How I Live Now is from start to end a visceral novel – a visceral love story followed by a visceral trek behind enemy lines in a near-abandoned corner of Britain. Most of the war (if there is indeed a war being fought) happens off the page. Daisy’s experience of it is to see what’s left after the killing has already been completed. Her war is one of ruins and separation, and rumour and propaganda.

Driven by fear and a need to protect Edmond’s young sister, Piper, she feels her way through the plot. There isn’t time to think. And when she does, her mind is usually elsewhere anyway. It’s a short novel, despite being eventful, and sometimes I felt that it would have felt more immediate had Daisy been narrating it in the present tense, rather than commenting on it from the safety of a future we know she gets to see, even if not everybody else does.

I had actually seen the film version of this one before reading it, so I remembered what would happen. I also remembered several rather bleak scenes (that reminded me of the bleaker parts of The Road) that aren’t in the novel at all. Not entirely sure they added much except extra trauma.

Room

Buy ROOM by Emma Donoghue

It’s Jack’s fifth birthday, which he will celebrate with his friends, Rug, Meltedy Spoon, Remote and TV. And his Ma, of course. She lets Jack watch plenty of TV today. TV always has plenty of interesting things to show Jack – things happening on planets other than Room.

Room isn’t a planet, of course, it’s just a room. A soundproofed room with an unassailable deadlock. To Jack this is indeed an entire world (the only one he has ever known), but to his mother, kidnapped and imprisoned many years before whilst still a student, she remembers there is more to life than this. But she decides to keep the truth from Jack because he might never need to know. She fears they might never escape from the man who comes to ‘creak the bed’, as Jack thinks of it, the man she despises in every way but one – that he gave her Jack.

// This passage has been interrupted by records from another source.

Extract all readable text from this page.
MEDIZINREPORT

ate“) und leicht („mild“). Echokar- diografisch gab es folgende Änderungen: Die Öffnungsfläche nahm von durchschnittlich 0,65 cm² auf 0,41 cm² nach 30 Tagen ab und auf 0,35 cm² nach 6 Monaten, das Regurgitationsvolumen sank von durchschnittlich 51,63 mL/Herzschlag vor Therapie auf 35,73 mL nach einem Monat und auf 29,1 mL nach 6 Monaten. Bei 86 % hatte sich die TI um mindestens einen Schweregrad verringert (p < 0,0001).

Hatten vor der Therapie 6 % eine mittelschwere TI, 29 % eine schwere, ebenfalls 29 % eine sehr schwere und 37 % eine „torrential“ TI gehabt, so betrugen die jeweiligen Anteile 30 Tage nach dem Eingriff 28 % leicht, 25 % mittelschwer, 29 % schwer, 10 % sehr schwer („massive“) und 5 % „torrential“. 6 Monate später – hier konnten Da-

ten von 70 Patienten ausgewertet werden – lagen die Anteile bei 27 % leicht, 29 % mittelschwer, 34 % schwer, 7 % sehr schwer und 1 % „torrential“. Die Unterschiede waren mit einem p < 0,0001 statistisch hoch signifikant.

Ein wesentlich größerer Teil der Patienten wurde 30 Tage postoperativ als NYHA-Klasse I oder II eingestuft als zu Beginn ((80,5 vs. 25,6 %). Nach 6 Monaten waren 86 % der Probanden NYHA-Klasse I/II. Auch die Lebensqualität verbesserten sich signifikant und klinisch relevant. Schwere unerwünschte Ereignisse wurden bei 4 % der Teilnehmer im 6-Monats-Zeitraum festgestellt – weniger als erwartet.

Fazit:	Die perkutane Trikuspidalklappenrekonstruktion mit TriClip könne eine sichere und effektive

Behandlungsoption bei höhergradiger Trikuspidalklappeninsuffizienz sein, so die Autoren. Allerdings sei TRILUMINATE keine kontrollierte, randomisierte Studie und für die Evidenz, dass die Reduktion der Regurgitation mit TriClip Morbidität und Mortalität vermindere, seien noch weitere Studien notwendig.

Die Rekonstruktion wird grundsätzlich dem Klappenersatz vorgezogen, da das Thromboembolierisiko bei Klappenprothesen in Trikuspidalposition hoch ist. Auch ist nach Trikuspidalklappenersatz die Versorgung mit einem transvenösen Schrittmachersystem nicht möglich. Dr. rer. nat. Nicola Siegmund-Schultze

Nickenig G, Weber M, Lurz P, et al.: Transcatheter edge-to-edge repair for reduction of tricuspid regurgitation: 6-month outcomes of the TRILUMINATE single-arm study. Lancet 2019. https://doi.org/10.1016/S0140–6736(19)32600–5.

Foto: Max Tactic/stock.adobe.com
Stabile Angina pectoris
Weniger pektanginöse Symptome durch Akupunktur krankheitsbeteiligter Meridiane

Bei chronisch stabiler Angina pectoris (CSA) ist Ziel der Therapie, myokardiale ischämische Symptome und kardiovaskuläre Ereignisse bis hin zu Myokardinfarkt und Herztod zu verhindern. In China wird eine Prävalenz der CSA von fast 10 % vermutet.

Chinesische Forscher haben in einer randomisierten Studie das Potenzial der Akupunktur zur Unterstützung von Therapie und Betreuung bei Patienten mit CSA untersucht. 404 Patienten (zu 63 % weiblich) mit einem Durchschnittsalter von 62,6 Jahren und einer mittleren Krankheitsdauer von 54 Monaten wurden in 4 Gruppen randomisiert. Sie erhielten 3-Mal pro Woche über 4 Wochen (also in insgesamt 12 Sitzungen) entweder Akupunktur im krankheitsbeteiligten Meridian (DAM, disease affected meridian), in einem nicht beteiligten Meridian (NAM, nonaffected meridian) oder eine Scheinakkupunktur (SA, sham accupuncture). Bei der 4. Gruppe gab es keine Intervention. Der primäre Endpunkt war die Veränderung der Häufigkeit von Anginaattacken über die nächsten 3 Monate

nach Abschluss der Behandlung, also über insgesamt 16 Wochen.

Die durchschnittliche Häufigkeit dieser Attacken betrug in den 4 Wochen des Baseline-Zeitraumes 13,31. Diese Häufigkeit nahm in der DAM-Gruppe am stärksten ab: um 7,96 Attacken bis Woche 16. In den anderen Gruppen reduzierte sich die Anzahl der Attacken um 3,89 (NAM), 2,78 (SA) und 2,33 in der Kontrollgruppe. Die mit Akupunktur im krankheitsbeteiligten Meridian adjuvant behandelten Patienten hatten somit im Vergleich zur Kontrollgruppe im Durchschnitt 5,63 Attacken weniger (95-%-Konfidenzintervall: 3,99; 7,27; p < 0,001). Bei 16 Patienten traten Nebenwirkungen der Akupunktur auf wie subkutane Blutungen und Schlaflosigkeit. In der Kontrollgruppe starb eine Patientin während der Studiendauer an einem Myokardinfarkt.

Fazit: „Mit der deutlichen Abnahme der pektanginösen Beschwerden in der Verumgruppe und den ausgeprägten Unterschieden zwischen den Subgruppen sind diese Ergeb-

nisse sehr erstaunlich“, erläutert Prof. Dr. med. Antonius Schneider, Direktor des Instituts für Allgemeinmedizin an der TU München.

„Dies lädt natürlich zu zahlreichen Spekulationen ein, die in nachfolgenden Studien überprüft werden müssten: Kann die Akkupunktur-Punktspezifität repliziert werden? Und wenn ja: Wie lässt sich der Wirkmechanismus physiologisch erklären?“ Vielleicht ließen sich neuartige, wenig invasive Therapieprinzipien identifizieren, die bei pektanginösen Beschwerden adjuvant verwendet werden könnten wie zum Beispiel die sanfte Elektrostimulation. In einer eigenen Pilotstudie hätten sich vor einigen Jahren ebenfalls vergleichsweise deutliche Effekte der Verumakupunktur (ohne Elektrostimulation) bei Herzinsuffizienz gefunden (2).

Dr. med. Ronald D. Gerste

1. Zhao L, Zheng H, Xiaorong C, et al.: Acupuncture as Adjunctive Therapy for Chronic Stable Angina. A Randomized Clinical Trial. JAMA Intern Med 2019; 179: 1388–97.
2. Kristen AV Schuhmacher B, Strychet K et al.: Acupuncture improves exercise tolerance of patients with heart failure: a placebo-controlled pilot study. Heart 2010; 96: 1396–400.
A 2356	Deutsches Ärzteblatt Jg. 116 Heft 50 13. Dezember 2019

Sometimes Ma just needs to be Gone for a while. Jack doesn’t really mind. An innately social creature, he has made friends out of everything. Brought up with an understanding of his surroundings confused and muddled by the blurred lines in cartoons on television (where a rug might indeed talk back), he might never be able to cope in the real world. But he’s going to find out.

Jack’s innocent but unintentionally bizarre observations make this a surprisingly funny novel, given its plotline. At times he comes across as a bit of a faux naïf, casting a light on the ignored oddness in the way we live our lives, but with no greater point to make.

At other times – and in one sucker-punching scene (which finally revealed something that may not have gone over this reader’s head had I been a woman, it did occur to me) in particular – his obliviousness to strange things that of course don’t seem strange to him highlights the consequences and dangers of social isolation. His concept of the world is entirely skewed through the dearth of human contact, with nobody to challenge, question or correct his assumptions, even only by observation on his part.

Some plot points stretch credulity a little far, but they are just minor, fleeting and forgivable contrivances to give Jack’s story a spine. The novel belongs to him, far more so than his mother. She may be a victim, but Jack is not. And that is entirely down to the lies she’s told him to protect him.